Croatia has the best that Eastern Europe has to offer in a nutshell: forested hills, rustic villages, idyllic islands, walled medieval cities, Roman ruins, Adriatic coastline and a vibrant culture. Sitting on the fault line where Western and Eastern Europe meet, Crotia has weathered its share of difficulties, but has absorbed Latin, Venetian, Hapsburg and Slavic influences to create its own distinctive whole.
Best time to visit
April to September for the good weather – or the 15th century in independent Ragusa (Dubrovnik).
Wandering through the walled medieval city of Dubrovnik – a rhapsody in limestone, cobbled streets and terracotta tiles.

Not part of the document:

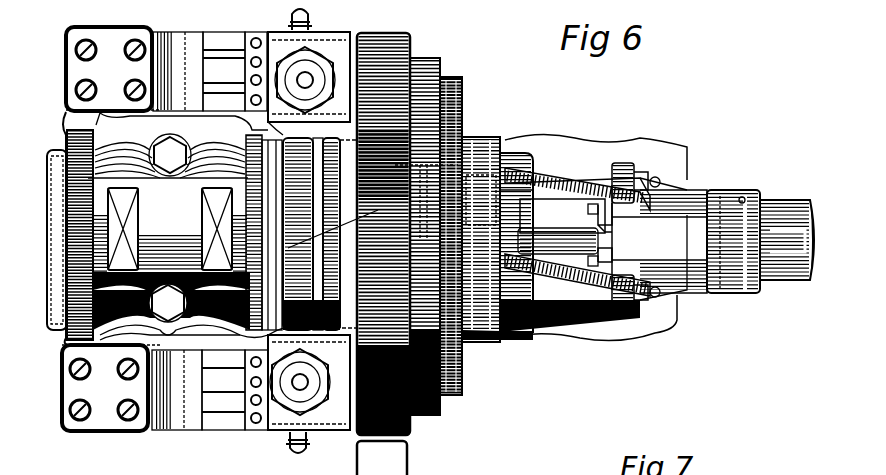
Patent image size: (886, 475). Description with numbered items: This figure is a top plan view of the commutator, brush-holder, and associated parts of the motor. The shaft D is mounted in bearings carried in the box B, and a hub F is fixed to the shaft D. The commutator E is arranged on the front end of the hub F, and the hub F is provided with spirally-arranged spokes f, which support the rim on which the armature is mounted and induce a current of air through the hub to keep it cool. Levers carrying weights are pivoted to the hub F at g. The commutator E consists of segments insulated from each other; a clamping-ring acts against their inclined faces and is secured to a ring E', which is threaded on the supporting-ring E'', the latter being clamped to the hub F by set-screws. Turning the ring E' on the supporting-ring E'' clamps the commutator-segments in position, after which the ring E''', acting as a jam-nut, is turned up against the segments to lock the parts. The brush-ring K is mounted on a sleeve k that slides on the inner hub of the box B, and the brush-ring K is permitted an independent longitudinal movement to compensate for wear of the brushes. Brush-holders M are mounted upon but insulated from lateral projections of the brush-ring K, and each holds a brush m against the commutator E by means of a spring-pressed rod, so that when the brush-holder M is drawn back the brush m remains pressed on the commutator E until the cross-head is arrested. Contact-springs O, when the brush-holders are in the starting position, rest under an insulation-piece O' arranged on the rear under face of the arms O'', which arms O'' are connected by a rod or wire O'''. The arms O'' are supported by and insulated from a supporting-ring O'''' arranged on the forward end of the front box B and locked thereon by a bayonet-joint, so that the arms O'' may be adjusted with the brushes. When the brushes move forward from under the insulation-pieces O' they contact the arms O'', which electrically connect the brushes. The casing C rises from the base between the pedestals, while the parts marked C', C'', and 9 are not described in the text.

Fossicking in Split, a city built around Roman Emperor Diocletian’s palace
Sunning yourself in the Venetian harbour town of Hvar, where the sun shines 300 days a year
Visiting the country’s surprisingly cosmopolitan capital, Zagreb
Watching the tumbling cascades at Plitvice Lakes National Park
Food and drink
Çevapcici (grilled, spiced meatballs), a Balkan classic: pasticada (beef stuffed and roasted in wine and spices).
Shakespeare’s Twelfth Night is set in Dalmatia – cravats and ballpoint pens were invented by Croatians, tere are few spotted dogs in Dalmatia.